COVID-19

A novel coronavirus, named severe acute respiratory syndrome coronavirus 2 (SARS-CoV-2), was identified as the cause of an outbreak of respiratory illness first detected in Wuhan, China in 2019. (Photo Courtesy/Centers for Disease Control and Prevention)

Two University of Georgia researchers are analyzing the proteins and sugars on the coronavirus in hopes of finding information to lead to vaccines and therapeutics, according to a UGA Today news release.

Rob Woods and Parastoo Azadi are scientists at UGA’s Complex Carbohydrate Research Center, where researchers study the structures and functions of complex carbohydrates to determine their role in growth and development, host-pathogen interactions and disease processes, the release said.

Their research could have implications for the development of vaccines for SARS-CoV-2, the virus that causes COVID-19.

The virus has spike proteins on its surface that latch onto human cells and force the virus in. Usually, the human immune system detects and responds to foreign proteins by recognizing amino acid sequences, Woods said in the release.

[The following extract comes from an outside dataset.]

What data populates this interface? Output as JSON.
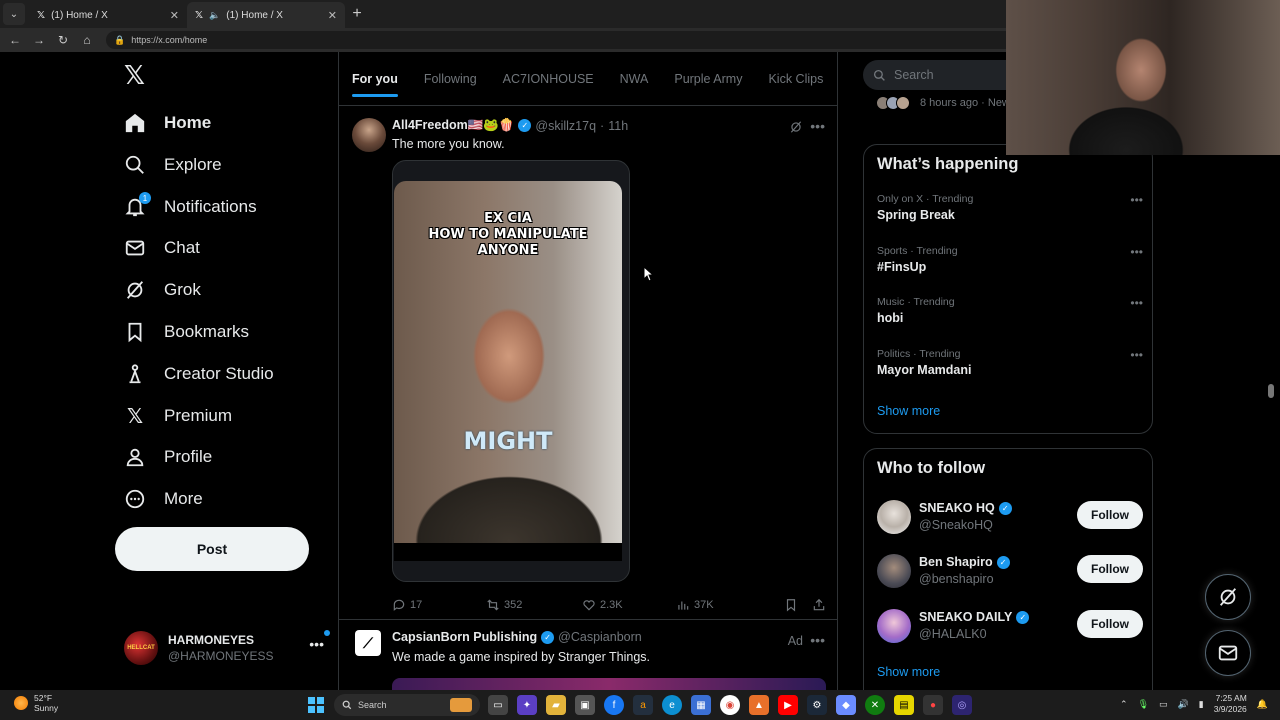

However, if a pathogen puts a sugar on the protein’s surface, the human immune system has difficulties detecting the amino acid sequences.

“One sugar can mask a whole cluster of amino acids so our antibodies can’t see them. Many viruses do this — influenza and hepatitis C, for example,” Woods said in the release.

Woods’ team’s specialty is glycosylation, the process of how complex carbohydrates called glycans attach to and shield protein surfaces.

Woods and his team model the 3D structure of the virus’s spiked proteins and the attached sugars. Woods and his team used the Cryo-EM model published by a team in China, according to the release. Later, a study indicated which sugars were likely to be on the surface and where.

The team’s model shows which areas may be exposed, allowing researchers to figure out what an effective vaccine would need to look like.

“When designing a vaccine, you want the vaccine to generate antibodies that recognize the parts of the protein that it can bind to, that the antibodies can attack,” Woods said in the release. “By seeing where the sugars are, you can make decisions about how you’re going to make a vaccine to target the areas that are exposed and not shielded by the sugars.”

According to Woods, the sugars on the proteins “move like trees in the wind,” making it harder for the immune system to find the protein’s surface.

The team worked on other viruses, including influenza, before the spread of coronavirus. The modeling Woods used for modeling previous viruses has a similar structure to modeling COVID-19, so it made for an “easy transition” for the researchers, the release said.

“After all these years of looking at carbohydrates, it really puts us in the right position at the right time, with the right knowledge base, to do this,” Woods said in the release. “It’s very exciting for me to be at a point where we can use our tools to do something so timely.”

Azadi’s previous research experience also made the transition easy, the release said. Azadi and her team take a more experimental approach in characterizing specific types of glycosylation on the virus’s spike protein.

According to the release, the type of glycosylation plays an important role in the human immune response and in designing effective vaccines.

“Understanding glycosylation at the binding site can guide the design of vaccines,” said Azadi. “Only a vaccine that can mimic the viral protein as closely as possible can elicit an optimal immune response.”